Is Donald Sterling Suffering From Dementia?

After agreeing to sale the LA Clippers to Microsoft billionaire Steve Ballmer, Donald Sterling has now flip-flopped and that has lots of people questioning Sterling's mental state.

Is Donald Sterling in his right mind?

Now, in yet another stunning about face, Sterling says he will fight the sale of the LA Clippers to former Microsoft CEO, Steve Ballmer for two billion dollars. 

In a just-released statement Sterling says: "I have decided that I must fight to protect my rights. I love the team and have dedicated 33 years of my life to the organization. I intend to fight to keep the team."

Today show host Matt Lauer asked Sterling's lawyer, Bobby Samini, the question the whole nation is wondering.

"Is Donald Sterling mentally stable?"

Samini responded, "There is no issue as to his mental capacity."

Meanwhile, The New York Times today reports that Sterling's wife Shelly, demanded that her husband undergo mental tests after he gave his now-notorious interview to Anderson Cooper four weeks ago where he ripped basketball legend Magic Johnson.

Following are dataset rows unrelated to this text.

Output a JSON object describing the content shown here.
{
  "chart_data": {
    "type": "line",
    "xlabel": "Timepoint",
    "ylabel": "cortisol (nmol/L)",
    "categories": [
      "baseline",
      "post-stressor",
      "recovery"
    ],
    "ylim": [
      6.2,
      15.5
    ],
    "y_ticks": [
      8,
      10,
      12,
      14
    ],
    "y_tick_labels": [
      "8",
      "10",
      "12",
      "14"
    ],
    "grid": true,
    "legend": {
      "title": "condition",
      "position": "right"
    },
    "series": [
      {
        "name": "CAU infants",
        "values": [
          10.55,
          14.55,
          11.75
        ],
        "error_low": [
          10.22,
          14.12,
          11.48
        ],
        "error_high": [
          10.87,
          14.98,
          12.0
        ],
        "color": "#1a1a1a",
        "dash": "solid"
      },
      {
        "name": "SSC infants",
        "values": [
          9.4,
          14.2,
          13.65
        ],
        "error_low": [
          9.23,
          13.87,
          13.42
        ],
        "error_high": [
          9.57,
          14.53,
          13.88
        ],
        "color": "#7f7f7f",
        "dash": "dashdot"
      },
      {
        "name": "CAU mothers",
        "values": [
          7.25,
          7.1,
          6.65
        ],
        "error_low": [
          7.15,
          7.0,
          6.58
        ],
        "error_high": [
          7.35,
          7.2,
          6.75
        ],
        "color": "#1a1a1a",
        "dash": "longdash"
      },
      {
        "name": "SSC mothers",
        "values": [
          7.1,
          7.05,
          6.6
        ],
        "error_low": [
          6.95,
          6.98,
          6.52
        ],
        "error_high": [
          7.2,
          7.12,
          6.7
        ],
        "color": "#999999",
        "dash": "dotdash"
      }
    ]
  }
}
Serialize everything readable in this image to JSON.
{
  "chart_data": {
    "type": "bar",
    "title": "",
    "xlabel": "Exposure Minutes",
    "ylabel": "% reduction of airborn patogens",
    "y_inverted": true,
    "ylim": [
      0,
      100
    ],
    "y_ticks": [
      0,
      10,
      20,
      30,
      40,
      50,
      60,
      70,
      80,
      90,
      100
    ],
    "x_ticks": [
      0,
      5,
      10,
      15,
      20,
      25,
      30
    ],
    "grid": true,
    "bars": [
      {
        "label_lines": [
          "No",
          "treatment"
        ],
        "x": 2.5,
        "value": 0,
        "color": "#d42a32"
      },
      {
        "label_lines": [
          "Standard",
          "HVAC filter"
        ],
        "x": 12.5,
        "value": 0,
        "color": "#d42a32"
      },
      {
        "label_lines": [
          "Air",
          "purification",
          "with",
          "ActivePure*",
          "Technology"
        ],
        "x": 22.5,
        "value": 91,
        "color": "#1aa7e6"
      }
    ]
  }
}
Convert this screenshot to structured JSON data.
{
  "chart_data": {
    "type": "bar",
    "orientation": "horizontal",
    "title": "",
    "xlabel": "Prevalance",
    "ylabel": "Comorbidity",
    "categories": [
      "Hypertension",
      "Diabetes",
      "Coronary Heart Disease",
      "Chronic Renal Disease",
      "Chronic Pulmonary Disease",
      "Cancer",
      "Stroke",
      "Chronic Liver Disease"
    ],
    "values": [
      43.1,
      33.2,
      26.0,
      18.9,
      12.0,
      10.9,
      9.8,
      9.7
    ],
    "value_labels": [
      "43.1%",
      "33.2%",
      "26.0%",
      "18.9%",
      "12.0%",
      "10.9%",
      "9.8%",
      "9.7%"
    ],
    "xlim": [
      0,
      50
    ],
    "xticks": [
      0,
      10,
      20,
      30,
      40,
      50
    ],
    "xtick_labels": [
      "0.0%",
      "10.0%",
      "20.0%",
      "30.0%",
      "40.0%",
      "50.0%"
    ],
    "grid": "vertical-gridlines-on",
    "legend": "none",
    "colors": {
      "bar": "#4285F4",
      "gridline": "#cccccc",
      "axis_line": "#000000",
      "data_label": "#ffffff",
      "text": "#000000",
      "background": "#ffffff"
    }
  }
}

He also broke into sobs when he spoke about his relationship with former lady friend V Stivano, who is 51 years younger, saying, "I was stupid. How could a girl care for a man, 51 years older?"

Two L.A. neurologists examined Sterling and diagnosed him with cognitive impairment, according to the Times. That diagnosis allowed Shelly to sell the team without her 80-year-old husband's approval.

We asked New York neurologist Dr. Juline Bryson to explain the kind of tests given to Sterling.

"We will start off with a mini-metal status examine. This is just a series of questions asking them to do simple things such as, can you write a sentence, close your eyes, where are we, where do you live, things like that," explained Dr. Bryson.

Hear More from Dr. Bryson

So, could Donald Sterling's on-again, off-again behavior about selling the Clippers be a sign of mental impairment?

Bryson says, "Actually changing one's mind back and forth does not necessarily mean dementia. It could mean many things. It could mean anxiety. It can mean depression."